LLM-driven Resource usage Optimization Models in Industrial Parks
Explore how LLMs can analyze historical resources consumption data and generate optimization strategies for factories and utility grids, addresses major challenges in resources management in case of critical climate conditions. The focus is on reducing energy waste and emissions while maintaining operational efficiency. LLMs may also simulate usage scenarios under different environmental or economic constraints.
Carbon Footprint Estimation from Multi-modal Industrial Data Using LLMs
Explore how LLMs can estimate the carbon footprint of industrial activities by interpreting logs, machine data, and supply chain records. The goal is to produce a natural language report or dashboard that informs ESG (Environmental, Social, and Governance) reporting efforts.

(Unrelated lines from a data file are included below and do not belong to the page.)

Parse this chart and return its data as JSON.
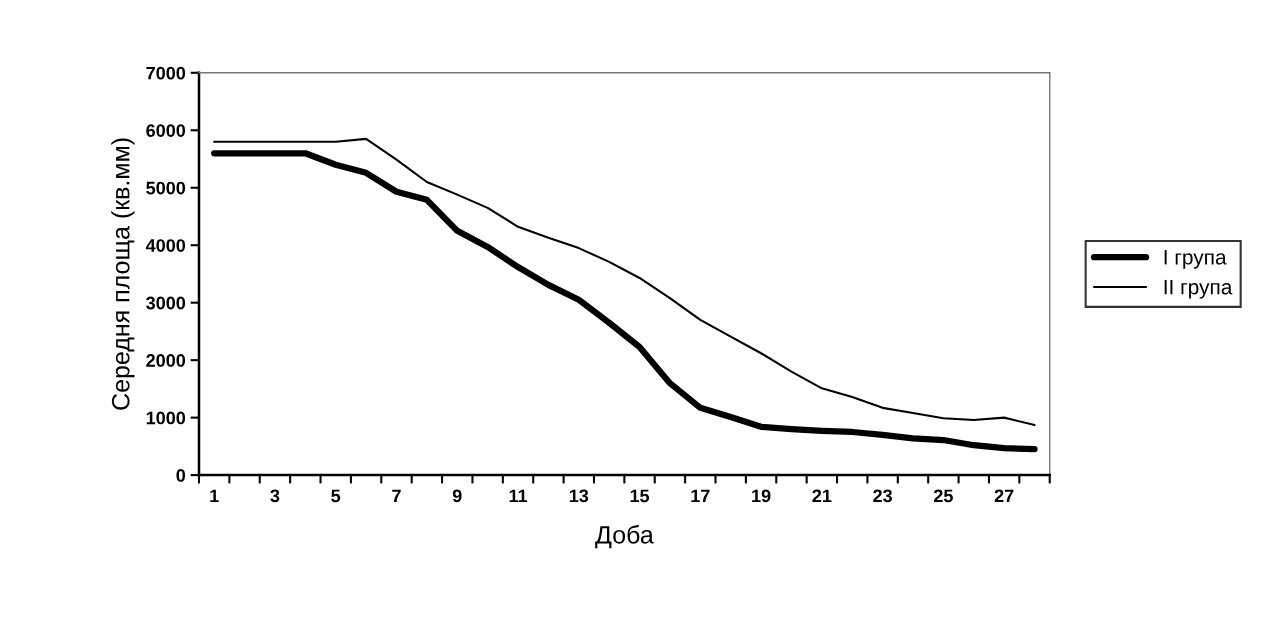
{
  "chart_data": {
    "type": "line",
    "xlabel": "Доба",
    "ylabel": "Середня площа (кв.мм)",
    "categories": [
      "1",
      null,
      "3",
      null,
      "5",
      null,
      "7",
      null,
      "9",
      null,
      "11",
      null,
      "13",
      null,
      "15",
      null,
      "17",
      null,
      "19",
      null,
      "21",
      null,
      "23",
      null,
      "25",
      null,
      "27",
      null
    ],
    "series": [
      {
        "name": "I група",
        "color": "#000000",
        "values": [
          5600,
          5600,
          5600,
          5600,
          5400,
          5260,
          4930,
          4790,
          4250,
          3970,
          3620,
          3310,
          3050,
          2650,
          2230,
          1600,
          1170,
          1010,
          840,
          800,
          770,
          750,
          700,
          640,
          610,
          520,
          470,
          450
        ]
      },
      {
        "name": "II група",
        "color": "#000000",
        "values": [
          5800,
          5800,
          5800,
          5800,
          5800,
          5850,
          5490,
          5100,
          4880,
          4650,
          4320,
          4130,
          3950,
          3710,
          3430,
          3080,
          2700,
          2410,
          2120,
          1800,
          1510,
          1360,
          1170,
          1080,
          990,
          960,
          1000,
          870
        ]
      }
    ],
    "ylim": [
      0,
      7000
    ],
    "yticks": [
      0,
      1000,
      2000,
      3000,
      4000,
      5000,
      6000,
      7000
    ],
    "legend": "right",
    "grid": false,
    "marker": "none",
    "line_style": "solid"
  }
}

Multi-modal data fusion and reasoning are key.
LLM-Powered Threat Detection in Smart Industrial Zones
LLMs can analyze logs, anomaly alerts, and network traffic descriptions to detect cyberthreats. Here you can focus on language-based cyberthreat interpretation, prioritization, and alert generation. The system acts as an intelligent filter for security analysts.
Trust Modeling in Multi-Agent Industrial Systems Mediated by LLM Reasoning
This research explores how LLMs can evaluate trustworthiness among agents or components based on behavior, audit trails, and policy rules. It builds a trust inference layer to manage collaboration among autonomous systems. The LLM acts as a reasoning hub to ensure secure, trustworthy interactions.
Adaptive Training Interfaces for Industrial Workers Using LLM Tutors
Create intelligent training assistants that can answer questions, offer procedural walkthroughs, and evaluate user comprehension. LLMs adapt content based on the worker’s role, experience, and native language. This system enhances workforce upskilling and reduces onboarding time.
As this course is supposed to be highly interactive, seats are limited. Should we receive more registrations than seats available, we will select students based on their qualification for this course.